Smart meters, a common form of smart grid technology, are digital meters that replace the old analog meters used in homes to record electrical usage. Digital meters can transmit energy consumption information back to the utility on a much more frequent schedule than analog meter.
A smart meter is an Internet-capable device that measures energy, records the consumption and communicates the information to the electricity supplier for monitoring and billing.
Smart meters typically record energy hourly or more frequently, and report at least daily. Automatic Meter Reading (AMR) which enables two-way communication between the meter and the supplier.
Whereas traditional meters only measure total consumption, smart meters record when and how much of a resource is consumed. Power companies are deploying smart meters to monitor consumer usage and adjust prices according to the time of day and season.
Smart meters will enable you to monitor your consumption more precisely so you can make more informed energy choices. You’ll know what you’re spending on energy each day. You’ll also be able to see where you could use less.
Depending on the feature set, the meter may also notify the utility of a power outage or allow the utility to remotely switch electricity service on or off.
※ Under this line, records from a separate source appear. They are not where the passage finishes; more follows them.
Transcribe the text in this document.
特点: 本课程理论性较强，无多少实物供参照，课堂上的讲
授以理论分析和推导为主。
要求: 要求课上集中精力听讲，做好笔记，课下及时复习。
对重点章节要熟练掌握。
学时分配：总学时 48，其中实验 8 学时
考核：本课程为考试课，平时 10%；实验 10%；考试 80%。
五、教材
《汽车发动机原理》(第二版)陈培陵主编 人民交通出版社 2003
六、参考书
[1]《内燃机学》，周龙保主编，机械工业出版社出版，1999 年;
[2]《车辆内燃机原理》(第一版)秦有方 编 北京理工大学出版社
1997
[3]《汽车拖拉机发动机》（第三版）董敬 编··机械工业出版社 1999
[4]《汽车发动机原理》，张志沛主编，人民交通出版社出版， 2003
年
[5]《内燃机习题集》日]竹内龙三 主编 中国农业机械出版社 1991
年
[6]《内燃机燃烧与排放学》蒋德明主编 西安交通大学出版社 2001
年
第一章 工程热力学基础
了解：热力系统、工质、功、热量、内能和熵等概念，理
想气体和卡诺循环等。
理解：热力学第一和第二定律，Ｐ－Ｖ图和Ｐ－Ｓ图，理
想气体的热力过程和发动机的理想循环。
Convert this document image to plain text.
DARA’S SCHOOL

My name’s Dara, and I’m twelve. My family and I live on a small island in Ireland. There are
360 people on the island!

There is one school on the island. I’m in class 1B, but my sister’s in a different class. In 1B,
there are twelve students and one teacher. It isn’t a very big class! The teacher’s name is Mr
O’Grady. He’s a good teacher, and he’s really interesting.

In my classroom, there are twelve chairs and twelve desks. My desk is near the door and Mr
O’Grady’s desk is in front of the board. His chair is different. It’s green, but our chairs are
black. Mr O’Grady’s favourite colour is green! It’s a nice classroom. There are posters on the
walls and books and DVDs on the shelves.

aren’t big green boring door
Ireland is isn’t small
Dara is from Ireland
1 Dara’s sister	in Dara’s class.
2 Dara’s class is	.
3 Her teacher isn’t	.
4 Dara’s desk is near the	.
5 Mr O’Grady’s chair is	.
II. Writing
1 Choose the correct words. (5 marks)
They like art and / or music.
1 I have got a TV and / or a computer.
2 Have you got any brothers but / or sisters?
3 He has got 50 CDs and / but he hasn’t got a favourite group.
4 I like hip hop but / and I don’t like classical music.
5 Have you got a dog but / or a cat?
The smart meter acts as the network termination point, a router between the utility’s network and the building it is monitoring. When connected to a building automation system, a smart meter will allow the building administrator to control heating, ventilation and air conditioning (HVAC) based on real-time energy costs.
Communications from the meter to the network may be wireless, or via fixed wired connections such as Power Line Carrier (PLC). Wireless communication options in common use include cellular communications (which can be expensive), Wi-Fi (readily available), wireless adhoc networks over Wi-Fi, wireless mesh networks, low power long range wireless (LORA).
To sum up, A smart meter is one component of a smart grid, an approach to managing energy distribution and consumption that uses internet technologies to create bi-directional communication, coordination, and control.